Il pubblico tuttavia sembra reagire bene e l’accoglienza per i nuovi brani (in particolare le anthemiche Redeemer” e “Prayer of Light”) risulta essere assai buona. Molto cantate saranno anche “Human” e “Infinite Entanglement”, da considerare oramai dei classici del repertorio solista. Menzione di merito spetta a “Silicon Messiah”, a parere di chi scrive il momento più significativo della serata.  Se questo però è il repertorio di quasi quarant’anni di carriera, il bilancio non è sicuramente positivo.

Del concerto di Paul Di’Anno, visto molti anni fa al Siddharta di Prato, conservo un ricordo assai migliore (ma è anche vero che il Nostro potette contare sui classici della Vergine presenti nei primi due storici album, che sono ben altra cosa rispetto a “X Factor” e “Virtual XI”). Il fatto fondamentale, in ogni caso, è che Paul rimane il vero maledetto, quello che si è bruciato la vita artistica per mancanza di serietà, costanza e professionalità: e questa sua condizione di bile estrema (e Di’Anno è un personaggio davvero estremo, seppur nel male, basta vedere come si atteggia dal vivo) lo rende più accattivante. O degno di simpatia: ancora oggi rido nella solitudine se penso a quando un fan ubriaco montò sul palco per abbracciarlo e per sbaglio gli dette una testata, facendo sanguinare il labbro al buon Paul che dovette uscire di scena chinato dal dolore. Oppure “l’invasione di campo” durante “Running Free” eseguita con più persone sul palco che nel resto del locale: una scena davvero surreale.

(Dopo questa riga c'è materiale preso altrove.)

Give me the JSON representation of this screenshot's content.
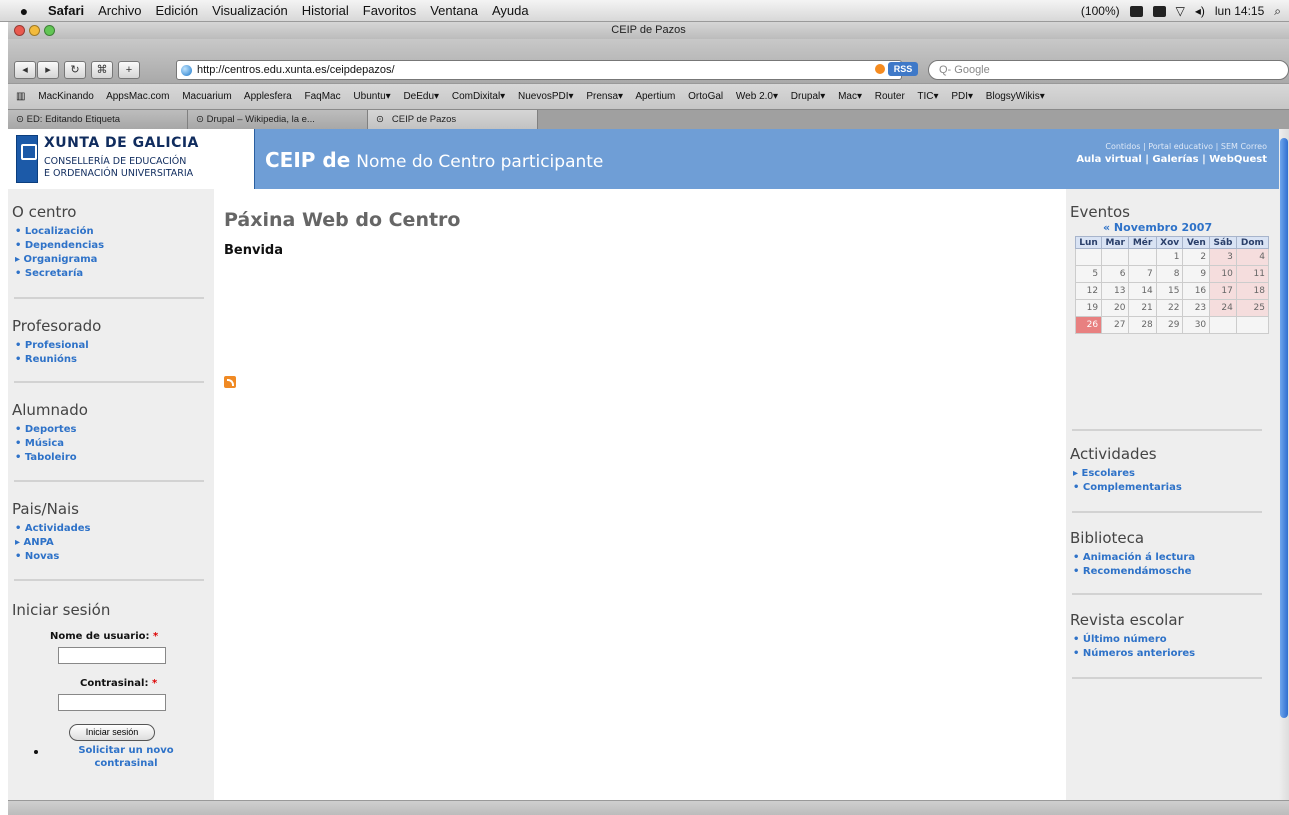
{
  "menubar": {
    "items": [
      "Safari",
      "Archivo",
      "Edición",
      "Visualización",
      "Historial",
      "Favoritos",
      "Ventana",
      "Ayuda"
    ],
    "zoom": "(100%)",
    "clock": "lun 14:15"
  },
  "window": {
    "title": "CEIP de Pazos"
  },
  "toolbar": {
    "url": "http://centros.edu.xunta.es/ceipdepazos/",
    "rss_label": "RSS",
    "search_placeholder": "Q- Google"
  },
  "bookmarks": [
    "MacKinando",
    "AppsMac.com",
    "Macuarium",
    "Applesfera",
    "FaqMac",
    "Ubuntu▾",
    "DeEdu▾",
    "ComDixital▾",
    "NuevosPDI▾",
    "Prensa▾",
    "Apertium",
    "OrtoGal",
    "Web 2.0▾",
    "Drupal▾",
    "Mac▾",
    "Router",
    "TIC▾",
    "PDI▾",
    "BlogsyWikis▾"
  ],
  "tabs": [
    "ED: Editando Etiqueta",
    "Drupal – Wikipedia, la e...",
    "CEIP de Pazos"
  ],
  "header": {
    "logo_line1": "XUNTA DE GALICIA",
    "logo_line2": "CONSELLERÍA DE EDUCACIÓN",
    "logo_line3": "E ORDENACIÓN UNIVERSITARIA",
    "title_bold": "CEIP de",
    "title_rest": "Nome do Centro participante",
    "small_links": "Contidos | Portal educativo | SEM Correo",
    "big_links": "Aula virtual | Galerías | WebQuest"
  },
  "left": {
    "centro": {
      "title": "O centro",
      "items": [
        "Localización",
        "Dependencias",
        "Organigrama",
        "Secretaría"
      ]
    },
    "profesorado": {
      "title": "Profesorado",
      "items": [
        "Profesional",
        "Reunións"
      ]
    },
    "alumnado": {
      "title": "Alumnado",
      "items": [
        "Deportes",
        "Música",
        "Taboleiro"
      ]
    },
    "pais": {
      "title": "Pais/Nais",
      "items": [
        "Actividades",
        "ANPA",
        "Novas"
      ]
    },
    "login": {
      "title": "Iniciar sesión",
      "user_label": "Nome de usuario:",
      "pass_label": "Contrasinal:",
      "required": "*",
      "button": "Iniciar sesión",
      "new_password": "Solicitar un novo contrasinal"
    }
  },
  "main": {
    "title": "Páxina Web do Centro",
    "subtitle": "Benvida"
  },
  "right": {
    "eventos": {
      "title": "Eventos"
    },
    "calendar": {
      "caption": "« Novembro 2007",
      "days": [
        "Lun",
        "Mar",
        "Mér",
        "Xov",
        "Ven",
        "Sáb",
        "Dom"
      ],
      "weeks": [
        [
          "",
          "",
          "",
          "1",
          "2",
          "3",
          "4"
        ],
        [
          "5",
          "6",
          "7",
          "8",
          "9",
          "10",
          "11"
        ],
        [
          "12",
          "13",
          "14",
          "15",
          "16",
          "17",
          "18"
        ],
        [
          "19",
          "20",
          "21",
          "22",
          "23",
          "24",
          "25"
        ],
        [
          "26",
          "27",
          "28",
          "29",
          "30",
          "",
          ""
        ]
      ]
    },
    "actividades": {
      "title": "Actividades",
      "items": [
        "Escolares",
        "Complementarias"
      ]
    },
    "biblioteca": {
      "title": "Biblioteca",
      "items": [
        "Animación á lectura",
        "Recomendámosche"
      ]
    },
    "revista": {
      "title": "Revista escolar",
      "items": [
        "Último número",
        "Números anteriores"
      ]
    }
  }
}
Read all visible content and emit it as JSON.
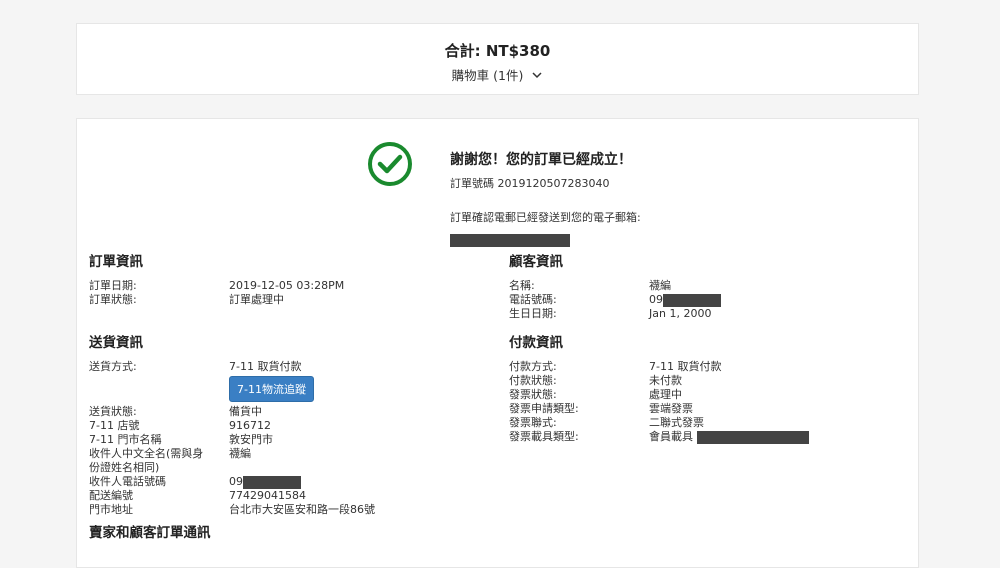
{
  "summary": {
    "total": "合計: NT$380",
    "cart_label": "購物車 (1件)"
  },
  "confirmation": {
    "title": "謝謝您！您的訂單已經成立！",
    "order_number": "訂單號碼 2019120507283040",
    "email_note": "訂單確認電郵已經發送到您的電子郵箱:"
  },
  "order_info": {
    "heading": "訂單資訊",
    "rows": [
      {
        "label": "訂單日期:",
        "value": "2019-12-05 03:28PM"
      },
      {
        "label": "訂單狀態:",
        "value": "訂單處理中"
      }
    ]
  },
  "customer_info": {
    "heading": "顧客資訊",
    "name_label": "名稱:",
    "name_value": "襪編",
    "phone_label": "電話號碼:",
    "phone_value": "09",
    "birthday_label": "生日日期:",
    "birthday_value": "Jan 1, 2000"
  },
  "shipping_info": {
    "heading": "送貨資訊",
    "method_label": "送貨方式:",
    "method_value": "7-11 取貨付款",
    "track_button": "7-11物流追蹤",
    "status_label": "送貨狀態:",
    "status_value": "備貨中",
    "store_no_label": "7-11 店號",
    "store_no_value": "916712",
    "store_name_label": "7-11 門市名稱",
    "store_name_value": "敦安門市",
    "recipient_label": "收件人中文全名(需與身份證姓名相同)",
    "recipient_value": "襪編",
    "recipient_phone_label": "收件人電話號碼",
    "recipient_phone_value": "09",
    "delivery_no_label": "配送編號",
    "delivery_no_value": "77429041584",
    "address_label": "門市地址",
    "address_value": "台北市大安區安和路一段86號"
  },
  "payment_info": {
    "heading": "付款資訊",
    "rows": [
      {
        "label": "付款方式:",
        "value": "7-11 取貨付款"
      },
      {
        "label": "付款狀態:",
        "value": "未付款"
      },
      {
        "label": "發票狀態:",
        "value": "處理中"
      },
      {
        "label": "發票申請類型:",
        "value": "雲端發票"
      },
      {
        "label": "發票聯式:",
        "value": "二聯式發票"
      }
    ],
    "carrier_label": "發票載具類型:",
    "carrier_value": "會員載具"
  },
  "communication": {
    "heading": "賣家和顧客訂單通訊"
  },
  "colors": {
    "success": "#1a8a2e",
    "button": "#3a7fc4"
  }
}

Blaze invece, anche e soprattutto sul palco, non riesce ad alzare la testa dai ranghi della mediocrità. Forse egli, in un’altra vita, sarebbe rimasto l’onesto cantante dei Wolfsbane, umile artigiano del rock, destinato a condurre una vita dignitosa a Birmingham come magazziniere o commesso in un negozio di dischi: tutti lo avrebbero rispettato e qualcuno persino venerato, come succede a chi milita, senza gloria, fama e riconoscimenti economici, in una band di nicchia.

Ma in questa vita (e stasera ne abbiamo avuto una conferma) si capisce che Blaze ha avuto la (s)fortuna di aver conosciuto i riflettori. E di essere stato, tramite la loro luce accecante, vivisezionato da pubblico e critica: una vivisezione che ha tirato fuori dalle sue viscere una pochezza che in molti personaggi meno noti non emerge in modo così palese. Per loro (s)fortuna

Hai voluto stringere il patto con il Diavolo, eh Blaze?